Roach was one of the founders of the Caribana festival in 1967, which would become an internationally known event celebrating island culture, now called the Scotiabank Carribean Carnival. He helped set up the Movement of Minority Electors in 1978 to encourage non-whites to run for public office, and he was appointed lead defence counsel at the International Criminal Tribunal for Rwanda, from 1998 to 2005.
His final fight, for the right to gain citizenship without making the oath to the Queen, began in 1988.

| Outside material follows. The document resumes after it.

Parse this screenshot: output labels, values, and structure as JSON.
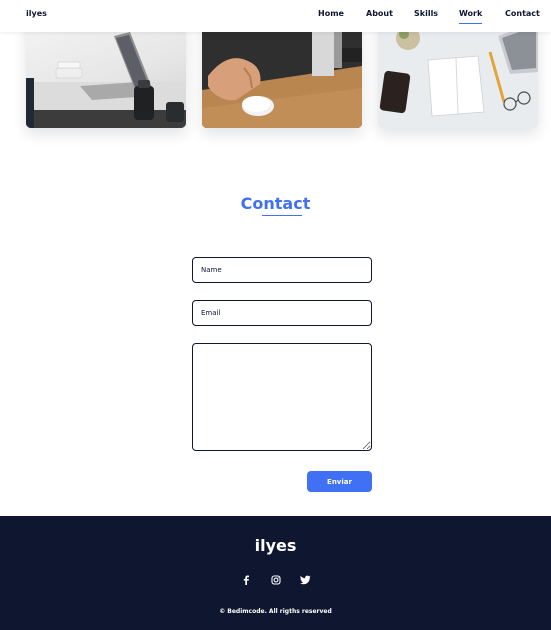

“He wanted to be a Canadian citizen very badly,” Rosenthal said. “On the other hand, he was extremely principled and felt that he could not take an oath to allegiance to someone else, in a situation indicating that there was not an equality with somebody by virtue of birth.”
On Tuesday, before Roach’s death, his wife, June Thorne-Roach, pleaded for him to granted honorary citizenship.
“He is fading away pretty quickly now. I know that it was his life dream to be a citizen of Canada,” Thorne-Roach told the Star. He died later that night.
In Wednesday’s session of Parliament, MP Andrew Cash (NDP-Davenport) asked the Speaker to award Roach posthumous citizenship.
“Over his 57 years in Canada, Charles proved himself to be an exemplary Canadian citizen — in every way but name,” Cash said.
In his final days, Rosenthal said, Roach kept in good spirits, singing some of his favourite songs (including the refrain, “diddly diddly diddly dee /free the land from bigotry”) and staying optimistic.
“He wasn’t just teaching us how to live, he taught us how to die,” Rosenthal said.
Roach is survived by June, his wife of 10 years, and four children. Arrangements are still to be finalized for a public memorial.